Hoje, se um brasileiro compra um carro argentino com motor fundido, precisa ir até a Argentina para mover um processo, explicou o assessor para assuntos internacionais do Ministério da Justiça, Roberto Ardenghy. Com o protocolo, o processo poderá ser movido na Justiça brasileira.
Para entrar em vigor, o protocolo ainda depende de acertos diplomáticos. Para que ele possa ser aplicado, será necessária a conclusão das negociações em torno do Regulamento Comum de Defesa do Consumidor. Esse documento, que está sendo elaborado por técnicos dos quatro países, conterá um conjunto de regras comuns que deverão ser obedecidas por todas as empresas que quiserem ver seus produtos circulando no Mercosul.

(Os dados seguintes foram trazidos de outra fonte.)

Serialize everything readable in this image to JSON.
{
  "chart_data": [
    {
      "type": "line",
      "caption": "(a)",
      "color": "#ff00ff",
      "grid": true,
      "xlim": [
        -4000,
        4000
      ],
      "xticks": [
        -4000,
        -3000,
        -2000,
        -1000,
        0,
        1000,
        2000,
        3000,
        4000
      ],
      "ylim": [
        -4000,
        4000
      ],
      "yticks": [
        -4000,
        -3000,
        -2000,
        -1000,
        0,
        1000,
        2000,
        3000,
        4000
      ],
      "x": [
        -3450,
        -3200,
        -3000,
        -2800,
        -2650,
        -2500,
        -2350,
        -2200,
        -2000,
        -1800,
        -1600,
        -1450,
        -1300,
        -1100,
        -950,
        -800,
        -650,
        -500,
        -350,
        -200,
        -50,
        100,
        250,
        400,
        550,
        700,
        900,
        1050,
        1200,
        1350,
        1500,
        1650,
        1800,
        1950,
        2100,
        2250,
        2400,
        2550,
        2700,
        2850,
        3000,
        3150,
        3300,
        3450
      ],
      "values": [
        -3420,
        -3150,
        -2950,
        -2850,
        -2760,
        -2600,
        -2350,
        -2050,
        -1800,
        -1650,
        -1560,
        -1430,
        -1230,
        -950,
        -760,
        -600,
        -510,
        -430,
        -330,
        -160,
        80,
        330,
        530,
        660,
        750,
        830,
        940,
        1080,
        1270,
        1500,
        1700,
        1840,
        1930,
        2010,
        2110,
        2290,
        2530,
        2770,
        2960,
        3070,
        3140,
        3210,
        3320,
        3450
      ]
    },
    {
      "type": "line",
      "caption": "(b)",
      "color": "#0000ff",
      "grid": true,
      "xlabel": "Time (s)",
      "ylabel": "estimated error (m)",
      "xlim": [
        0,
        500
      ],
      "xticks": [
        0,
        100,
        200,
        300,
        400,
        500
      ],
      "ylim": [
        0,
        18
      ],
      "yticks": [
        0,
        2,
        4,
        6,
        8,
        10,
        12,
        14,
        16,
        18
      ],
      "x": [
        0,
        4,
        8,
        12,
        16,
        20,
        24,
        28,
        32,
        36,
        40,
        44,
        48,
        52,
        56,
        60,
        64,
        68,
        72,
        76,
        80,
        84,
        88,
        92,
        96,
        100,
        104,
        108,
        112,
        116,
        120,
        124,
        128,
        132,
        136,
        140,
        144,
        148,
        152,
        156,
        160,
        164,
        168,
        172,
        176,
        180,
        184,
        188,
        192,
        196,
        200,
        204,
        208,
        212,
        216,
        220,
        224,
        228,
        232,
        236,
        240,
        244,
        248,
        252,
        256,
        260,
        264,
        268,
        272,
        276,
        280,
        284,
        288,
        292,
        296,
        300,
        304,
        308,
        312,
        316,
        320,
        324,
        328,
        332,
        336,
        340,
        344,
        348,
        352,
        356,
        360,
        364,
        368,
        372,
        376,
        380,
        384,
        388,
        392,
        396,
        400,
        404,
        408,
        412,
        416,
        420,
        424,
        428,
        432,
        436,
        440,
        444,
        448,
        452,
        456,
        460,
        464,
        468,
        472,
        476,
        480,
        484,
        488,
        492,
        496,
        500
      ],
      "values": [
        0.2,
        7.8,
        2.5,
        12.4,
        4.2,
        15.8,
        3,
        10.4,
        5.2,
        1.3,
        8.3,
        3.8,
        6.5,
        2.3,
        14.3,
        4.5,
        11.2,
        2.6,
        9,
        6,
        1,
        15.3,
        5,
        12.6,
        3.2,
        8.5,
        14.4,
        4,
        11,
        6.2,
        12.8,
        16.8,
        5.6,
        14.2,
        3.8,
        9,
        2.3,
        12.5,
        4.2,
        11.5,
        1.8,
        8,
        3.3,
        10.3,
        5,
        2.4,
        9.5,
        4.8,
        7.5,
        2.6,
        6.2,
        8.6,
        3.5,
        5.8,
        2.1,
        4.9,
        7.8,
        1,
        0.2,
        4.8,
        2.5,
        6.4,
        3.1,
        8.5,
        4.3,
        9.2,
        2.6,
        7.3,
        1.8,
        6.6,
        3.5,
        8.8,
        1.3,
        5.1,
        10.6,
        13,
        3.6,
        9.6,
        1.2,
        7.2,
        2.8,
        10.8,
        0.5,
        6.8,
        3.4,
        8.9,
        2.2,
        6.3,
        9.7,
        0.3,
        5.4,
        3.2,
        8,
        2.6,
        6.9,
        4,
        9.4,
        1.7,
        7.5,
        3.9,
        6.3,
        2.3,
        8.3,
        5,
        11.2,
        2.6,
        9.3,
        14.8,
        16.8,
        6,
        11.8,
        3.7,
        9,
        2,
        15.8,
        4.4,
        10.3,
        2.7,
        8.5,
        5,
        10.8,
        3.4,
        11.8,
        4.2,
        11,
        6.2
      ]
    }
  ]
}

A previsão é que o Regulamento esteja concluído até fim de 1997.
O protocolo, porém, não protegerá os compradores de produtos contrabandeados do Paraguai. Tanto quem vende quanto quem compra o produto que ingressa ilegalmente no País incorre em crime, explicou Ardenghy.
Pelas regras do protocolo, um consumidor brasileiro estará protegido pela legislação local, ainda que o produto tenha sido produzido em outro país-membro do Mercosul. O comércio dentro do Mercosul soma R$ 22 bilhões por ano, segundo informou Ardenghy.